Jim Crow Gateway
African-American History Web sites

Web site Evaluators
Robert W. Dakin - Claremont Middle School, New Hampshire
Deborah Futch - Winter Haven High School, Florida
Melissa J. Marks - Clarion University of Pennsylvania
Cathy Richarde - Holland Hall School, Oklahoma
Frank Sanchez - Florence M Gaudineer Middle School, New Jersey
Barbara Slater Stern - James Madison University, Virginia
Lisa Swan - Sussex Technical High School, Delaware
Jean West - RJ Longstreet Elementary, Florida
Hallie Williamson - Acaciawood School, California

Web site Reviewer and Compiler
Tori Austin - Education Service Center, Texas
Barbara Slater Stern - James Madison University, Virginia

Site Ratings
1 = Poor 2 = Fair 3 = Good 4 = Excellent

The African American Experience in Ohio (1850-1920)
http://dbs.ohiohistory.org/africanam/
This Web site presents a digital collection of documents that depict life for African Americans in Ohio between 1850 and 1920. The "strength is its collection of African American published newspapers, pamphlets, serials, and photographs." The documents contained in the database provide "good material for class debate." The site is easily navigated and includes links to additional resource pages that provide strategies "to successfully make use of primary sources in the classroom."
Overall Rating: 3

The African American Great Migration
http://northbysouth.kenyon.edu
This site looks at African American communities and the impact of the north-south migration.

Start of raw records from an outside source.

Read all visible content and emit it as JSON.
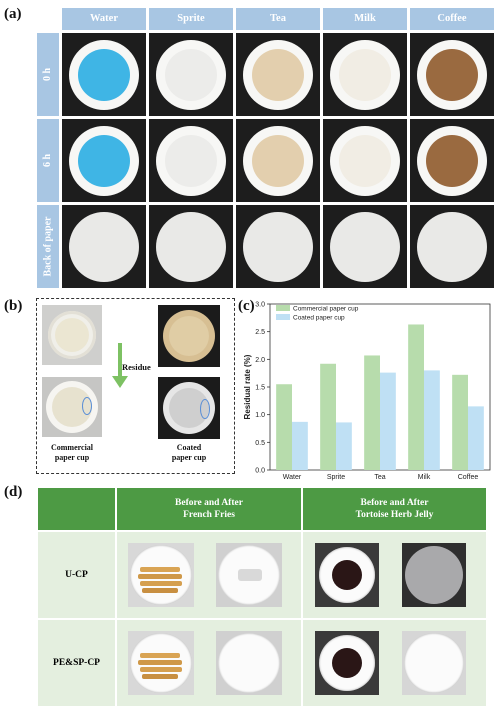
{
  "panel_a": {
    "label": "(a)",
    "columns": [
      "Water",
      "Sprite",
      "Tea",
      "Milk",
      "Coffee"
    ],
    "rows": [
      "0 h",
      "6 h",
      "Back of paper"
    ],
    "fill_colors": {
      "Water": "#3fb5e5",
      "Sprite": "#ececea",
      "Tea": "#e3cfae",
      "Milk": "#f1ede4",
      "Coffee": "#9a6a40"
    }
  },
  "panel_b": {
    "label": "(b)",
    "arrow_label": "Residue",
    "left_caption": "Commercial\npaper cup",
    "right_caption": "Coated\npaper cup"
  },
  "panel_c": {
    "label": "(c)"
  },
  "chart_data": {
    "type": "bar",
    "categories": [
      "Water",
      "Sprite",
      "Tea",
      "Milk",
      "Coffee"
    ],
    "series": [
      {
        "name": "Commercial paper cup",
        "values": [
          1.55,
          1.92,
          2.07,
          2.63,
          1.72
        ],
        "color": "#b7dcac"
      },
      {
        "name": "Coated paper cup",
        "values": [
          0.87,
          0.86,
          1.76,
          1.8,
          1.15
        ],
        "color": "#bfe0f4"
      }
    ],
    "ylabel": "Residual rate (%)",
    "ylim": [
      0,
      3.0
    ],
    "yticks": [
      "0.0",
      "0.5",
      "1.0",
      "1.5",
      "2.0",
      "2.5",
      "3.0"
    ],
    "legend_position": "top-left"
  },
  "panel_d": {
    "label": "(d)",
    "header_1": "Before and After\nFrench Fries",
    "header_2": "Before and After\nTortoise Herb Jelly",
    "row_1": "U-CP",
    "row_2": "PE&SP-CP"
  },
  "colors": {
    "header_blue": "#a8c6e3",
    "table_green": "#4d9a44",
    "table_light": "#e4efdf"
  }
}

The site covers "well-known aspects of segregation, but also the rarely explored effects of segregation on fashion, medicine, and death." A caution is given to controversial aspects of the information presented such as "its willingness to acknowledge divisions within the African-American community based on income, skin color, and earlier migration." There are also some "dead links" on the site. The format of the information and the "technical nature" of the language lead the site to be more of use for teachers rather than students.
Overall Rating: 3

African American Perspectives
http://lcweb2.loc.gov/ammem/aap/aaphome.html
Pamphlets, sermons, biographies, speeches, and digital images from the Library of Congress collection, which depict the African American experience and perspective, are available on this site. The "most attractive feature of the site is the Progress of a People presentation, which provides background information, photographs, and excerpts form selected reading with associated audio recordings." There are three timeline choices for navigating the site along with suggestions for including primary source documents into lesson plans. This site is most suited for use by teachers rather than students.
Overall Rating: 3

Learner.org
http://www.learner.org/biographyofamerica/prog26/feature/index_text.html
The Annenberg Foundation maintains this site as a companion to their social studies video series. Regardless of "access to the expensive videos and supplemental text" teachers and students will find the webography and interactive timeline engaging and each provides a "wealth of information." The site, with a separate category for African Americans in its timeline, is valuable for teachers "as they plan their lessons" and middle and high school students will find "engaging" web links which are "age appropriate." The major drawback of the site is that content which is reinforced is "tied to a video series that students might not see."